The Veneration of the Cross in Jerusalem: An Early Pilgrim’s Account
Sidebar to: The True Cross
About half a century after Helena made her famous trip to Palestine, another female pilgrim headed east: Egeria, a Roman citizen from the western provinces, kept a careful journal of her trip. Unfortunately, only about a third of her text remains; the only extant copy, discovered in Italy in the late 19th century, is missing the beginning and ending. Thus, we lack some very basic information about the author, including where she came from and what year she began her journey. What we do have is a remarkably detailed account of her three-year stay in Jerusalem and her trips to Alexandria, the Sinai and Constantinople.

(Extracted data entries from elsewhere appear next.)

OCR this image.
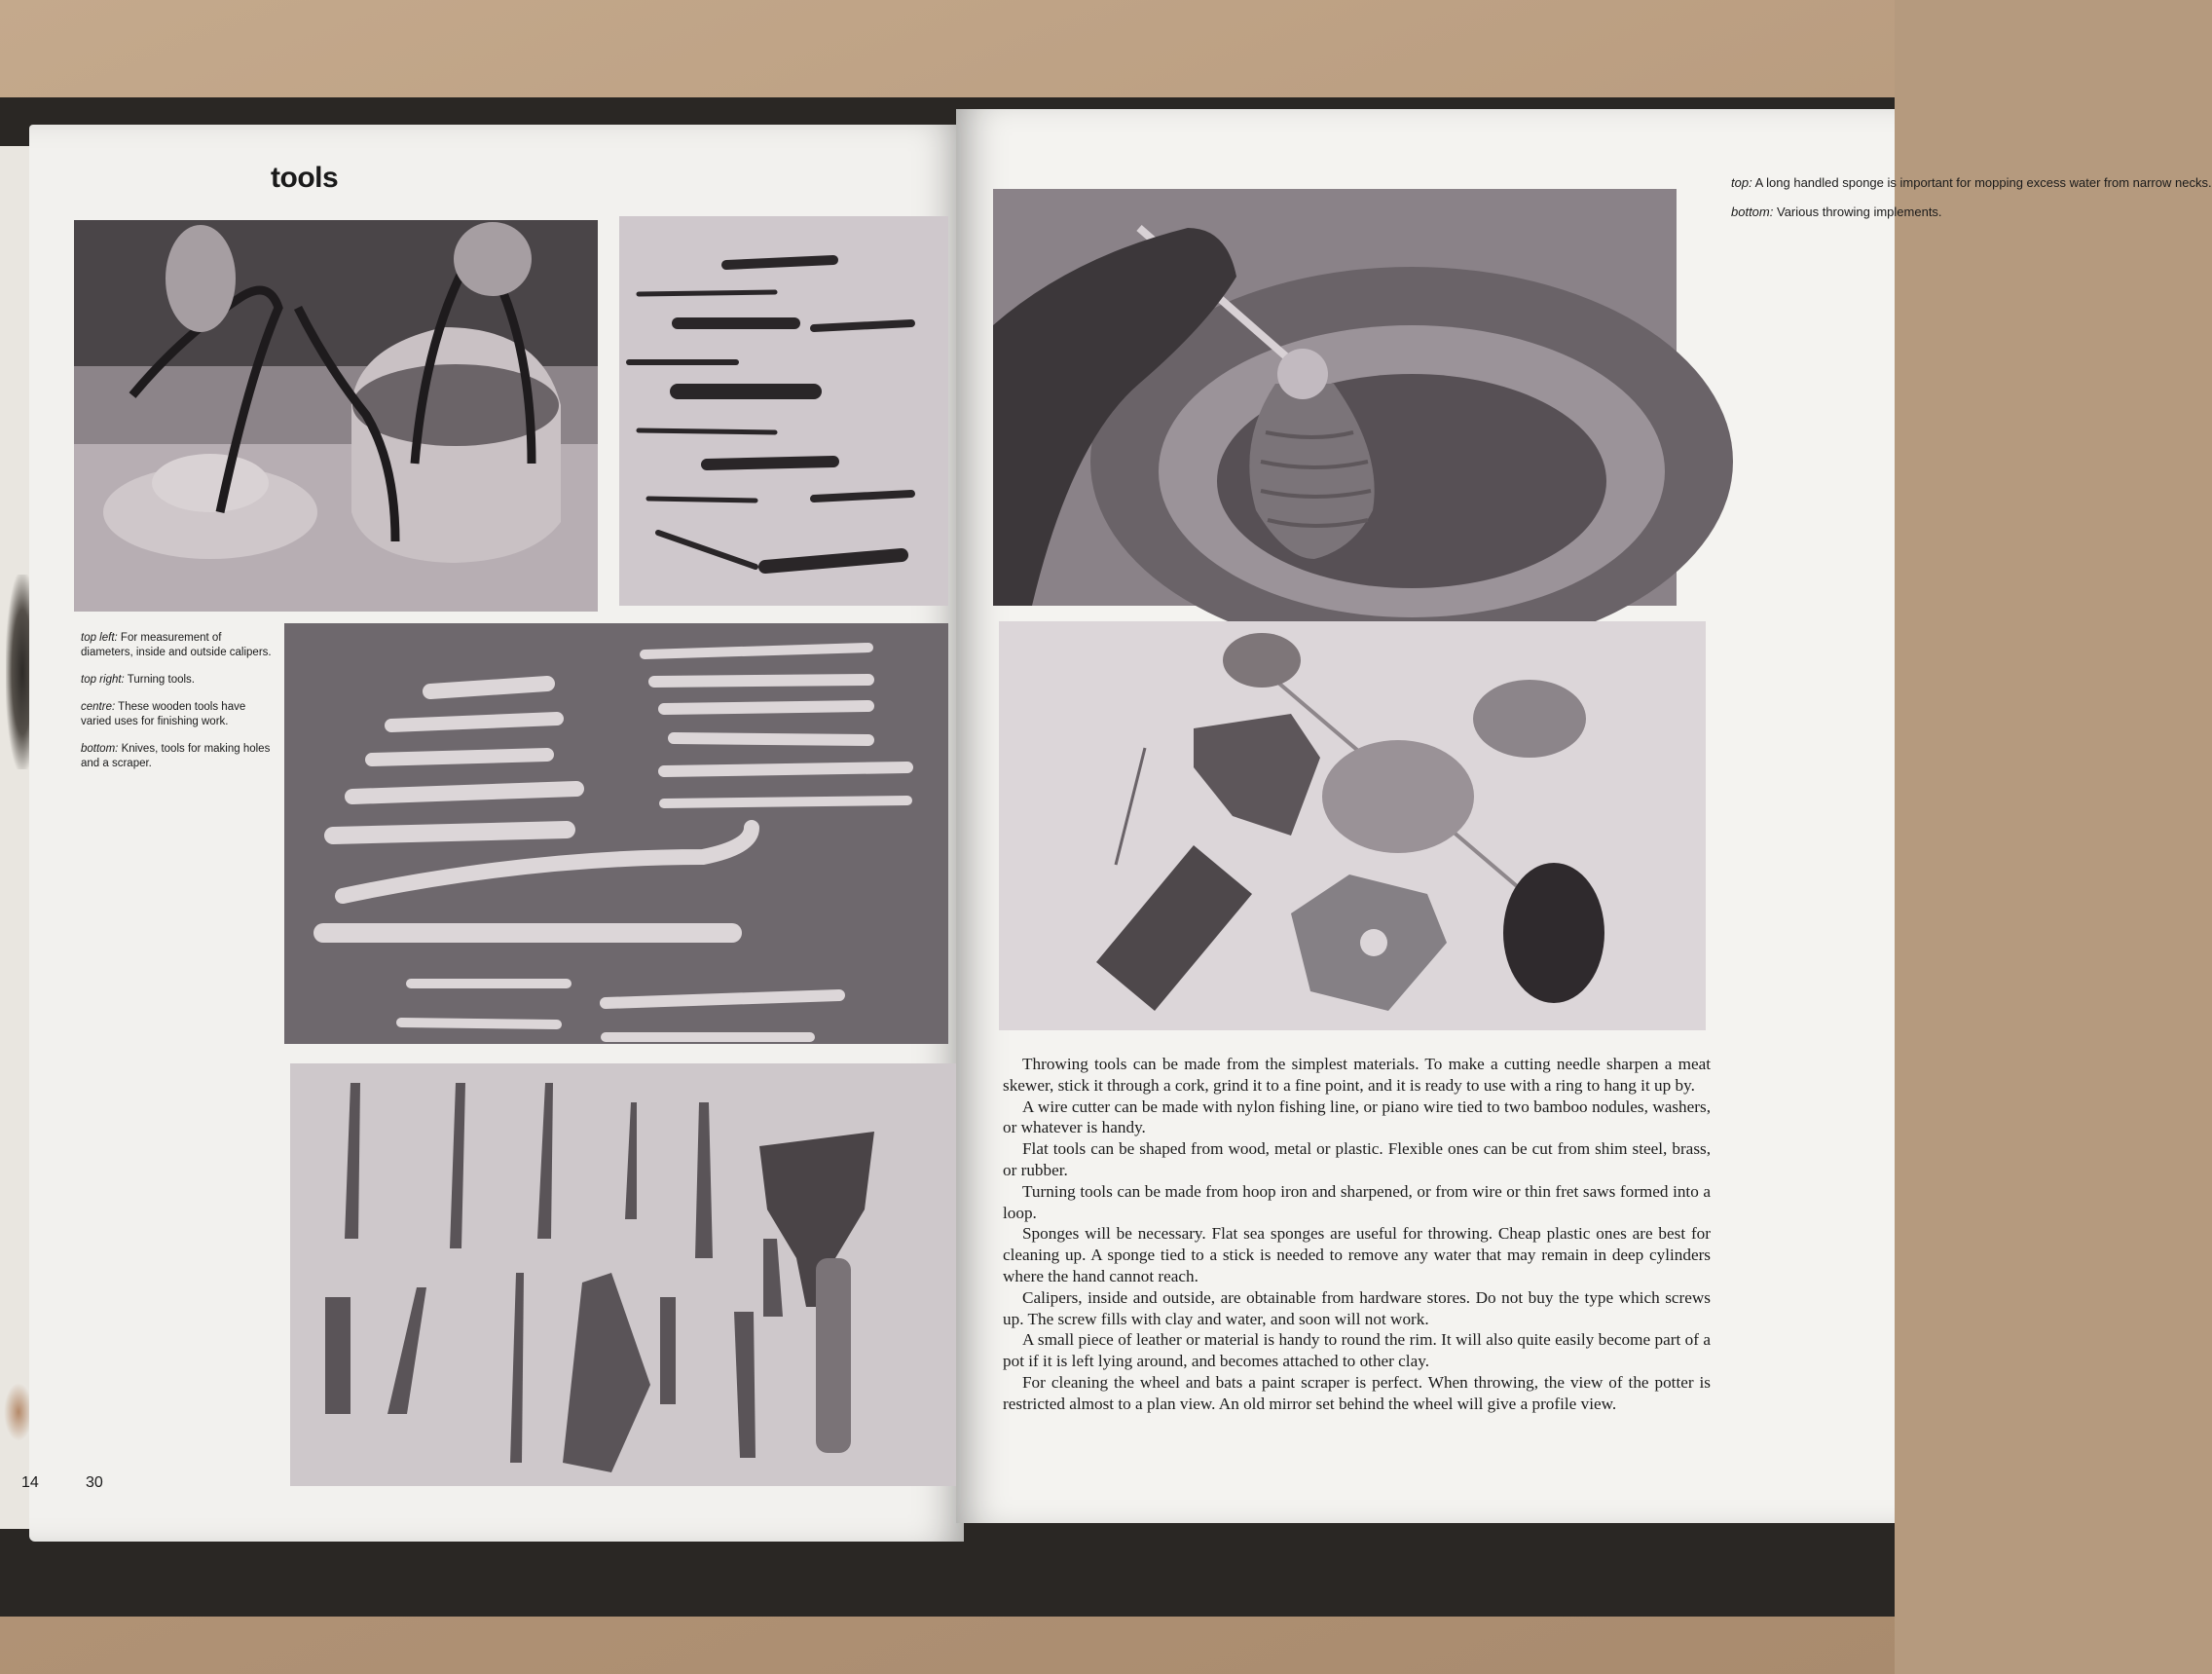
tools

top left: For measurement of diameters, inside and outside calipers.

top right: Turning tools.

centre: These wooden tools have varied uses for finishing work.

bottom: Knives, tools for making holes and a scraper.

14	30

top: A long handled sponge is important for mopping excess water from narrow necks.

bottom: Various throwing implements.

Throwing tools can be made from the simplest materials. To make a cutting needle sharpen a meat skewer, stick it through a cork, grind it to a fine point, and it is ready to use with a ring to hang it up by.

A wire cutter can be made with nylon fishing line, or piano wire tied to two bamboo nodules, washers, or whatever is handy.

Flat tools can be shaped from wood, metal or plastic. Flexible ones can be cut from shim steel, brass, or rubber.

Turning tools can be made from hoop iron and sharpened, or from wire or thin fret saws formed into a loop.

Sponges will be necessary. Flat sea sponges are useful for throwing. Cheap plastic ones are best for cleaning up. A sponge tied to a stick is needed to remove any water that may remain in deep cylinders where the hand cannot reach.

Calipers, inside and outside, are obtainable from hardware stores. Do not buy the type which screws up. The screw fills with clay and water, and soon will not work.

A small piece of leather or material is handy to round the rim. It will also quite easily become part of a pot if it is left lying around, and becomes attached to other clay.

For cleaning the wheel and bats a paint scraper is perfect. When throwing, the view of the potter is restricted almost to a plan view. An old mirror set behind the wheel will give a profile view.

Having arrived in Jerusalem just before Easter, Egeria gives a day-by-day description of the Holy Week festivities at the Church of the Holy Sepulchre. Significantly, Egeria—like our other early sources—never mentions Helena in connection with the church. But she does emphasize the importance of the relics of the cross to the Jerusalem church. According to Egeria, the Friday of Holy Week was reserved for the veneration of the relics of the cross, which were carefully guarded by the bishop and his deacons:
Then a chair is placed for the bishop in Golgotha behind the cross (the cross that is now standing); the bishop duly takes his seat in the chair, and a table covered with a linen cloth is placed before him; the deacons stand round the table, and a silver-gilt casket is brought in which is the holy wood of the cross. The casket is opened and [the wood] is taken out, and both the wood of the cross and the titulus are placed upon the table.